Apache2 / nginx log collection and analysis

Hello,

we plan to ingest the access and error logs of Apache2 / nginx in IDR to alert unusual behavior.
Unfortunately, there are no standard event sources for this.

Does anyone have experience with these logs, custom parsing of the logs and creating rules to monitor the most important aspects?

I would be very pleased if you could share your experiences with me.
Elisabeth

You could set up a Custom log event source and set it to tail the apache logs remotely (you’d need to set up an smb share and provide credentials)

Alternatively the Insight Agent offers the ability to tail any log file locally and send it to Log Search see here Configure the Insight Agent to Send Additional Logs | InsightIDR Documentation

David

Hello David,

Thank you for your feedback.

Feeding logs into IDR only for the search is not practical. In addition to searching the logs, we also want to create detection rules to alert on unusual behavior. Additional logs collected by the Insight Agent will bypass the custom parsing module and the detection engine.

For these reasons, we planned to use the custom log event source and set up a custom parsing rule. We also discuss which activities should be monitored for web servers.

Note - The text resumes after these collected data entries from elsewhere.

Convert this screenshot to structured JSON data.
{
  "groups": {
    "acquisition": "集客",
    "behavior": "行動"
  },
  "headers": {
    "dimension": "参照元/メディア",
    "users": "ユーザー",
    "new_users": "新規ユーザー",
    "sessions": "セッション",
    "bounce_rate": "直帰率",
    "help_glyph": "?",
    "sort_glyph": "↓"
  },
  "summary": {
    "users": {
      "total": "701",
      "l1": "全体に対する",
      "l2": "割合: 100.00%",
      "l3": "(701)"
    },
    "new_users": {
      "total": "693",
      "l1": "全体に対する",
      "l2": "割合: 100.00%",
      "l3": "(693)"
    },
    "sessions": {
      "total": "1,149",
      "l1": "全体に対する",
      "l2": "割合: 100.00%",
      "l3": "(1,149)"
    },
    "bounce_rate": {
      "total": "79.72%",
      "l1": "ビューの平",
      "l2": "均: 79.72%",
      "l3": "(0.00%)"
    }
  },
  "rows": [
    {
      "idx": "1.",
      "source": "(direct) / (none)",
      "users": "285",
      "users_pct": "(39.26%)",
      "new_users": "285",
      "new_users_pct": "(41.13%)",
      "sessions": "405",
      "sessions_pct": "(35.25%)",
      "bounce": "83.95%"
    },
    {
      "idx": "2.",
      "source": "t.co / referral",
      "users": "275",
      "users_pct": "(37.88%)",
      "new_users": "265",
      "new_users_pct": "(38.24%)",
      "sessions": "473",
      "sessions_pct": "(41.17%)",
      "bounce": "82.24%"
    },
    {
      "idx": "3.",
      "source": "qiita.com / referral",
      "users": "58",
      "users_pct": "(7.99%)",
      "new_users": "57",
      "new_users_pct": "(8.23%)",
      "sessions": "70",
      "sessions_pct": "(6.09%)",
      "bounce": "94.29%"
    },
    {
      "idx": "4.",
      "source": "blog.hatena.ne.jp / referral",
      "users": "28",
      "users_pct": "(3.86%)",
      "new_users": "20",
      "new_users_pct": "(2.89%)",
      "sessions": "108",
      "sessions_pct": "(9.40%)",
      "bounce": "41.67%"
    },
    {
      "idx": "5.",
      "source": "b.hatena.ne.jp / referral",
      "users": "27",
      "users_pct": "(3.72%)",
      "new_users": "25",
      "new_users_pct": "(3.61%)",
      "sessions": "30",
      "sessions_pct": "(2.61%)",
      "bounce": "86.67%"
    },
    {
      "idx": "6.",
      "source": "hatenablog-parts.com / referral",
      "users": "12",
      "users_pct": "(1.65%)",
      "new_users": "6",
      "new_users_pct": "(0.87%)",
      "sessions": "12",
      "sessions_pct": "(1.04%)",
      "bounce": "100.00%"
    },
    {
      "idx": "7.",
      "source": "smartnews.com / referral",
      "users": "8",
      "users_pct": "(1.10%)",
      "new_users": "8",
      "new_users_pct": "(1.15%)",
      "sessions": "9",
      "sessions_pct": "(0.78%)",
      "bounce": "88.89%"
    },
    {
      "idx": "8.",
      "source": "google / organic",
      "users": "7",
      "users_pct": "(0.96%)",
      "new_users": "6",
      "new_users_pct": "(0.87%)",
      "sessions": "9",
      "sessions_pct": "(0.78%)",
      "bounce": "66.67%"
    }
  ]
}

Do you have experience with parsing these logs? Do you have any recommendations for web server log activities that should be monitored?

Regards,
Elisabeth

Theres an alternative configuration you can use with the logging.json method to send in the data through an agent via the collector listening on a network port. This would enable you to build Custom Detection Rules (not just basic detection rules) as well as Custom Parsing Rules.

The logging.json configuration would look like this

Step 1 - Configure the logging.json

{
    "config":
    {
        "datahub": "<COLLECTOR_FQDN>:20001",
        "state-file": "/opt/rapid7/ir_agent/components/insight_agent/common/config/logs.state",
        "logs":
        [
            {
                "token": "",
                "enabled": true,
                "name": "Apache Logs",
                "path": "/var/log/nginx*.log"
            }
        ]
    }
}

Step 2 - Setup Custom Log Event Source in IDR

You would need to set up a Custom Log Event Source in IDR, set it to Listen on Network port and enable the TCP encrypted option. Navigate to data collection, add event source, Add Raw Data → Custom Logs

Screenshot 2024-10-24 at 12.10.09 PM

Screenshot 2024-10-24 at 12.05.21 PM

Note some important keys in the above configuration:

  • datahub - this key is the target machine (collector) listening in the specific port. Add the collector FQDN or hostname ONLY followed by the port number, separated by a colon.
  • formatter - this can be set to “formatter”: “plain”, or omitted to set it to default behavior of prepending a syslog header onto line (which would break parsing if logs are native JSON)
  • logs - this array is required
  • token - this must be included but set to an empty string “”
  • name - not used when the formatter is set to plain, when syslog header enabled, this appears in each log header
  • path - this should point to the directory which contains your Apache logs, with a wild-carded file name if needed including the file extension. Don’t use unanchored wildcards.

Step 3 - Restart the Agent Service

After saving the logging.json in the

/opt/rapid7/ir_agent/components/insight_agent/common/config.‘’

  1. Restart the agent service.

Once the le_realtime job starts - you should see a log lines like this

[agent.jobs.le_realtime]: Following Apache Log - /var/log/nginx*.log

it should begin tailing the Apache logs and streaming them to the event source.

Within a minute of the above log event (provided the log file you are tailing is active) you should see the events when hitting the View Raw Log button.

One limitation of this method is that if you tail multiple logs, all of them will be sent to the same log within log search, since the collector using a custom log event source is limited in this manner.

However you can work around this by leveraging the name key within the configuration which will appear in each log as part of the syslog header which is prepended by default.

David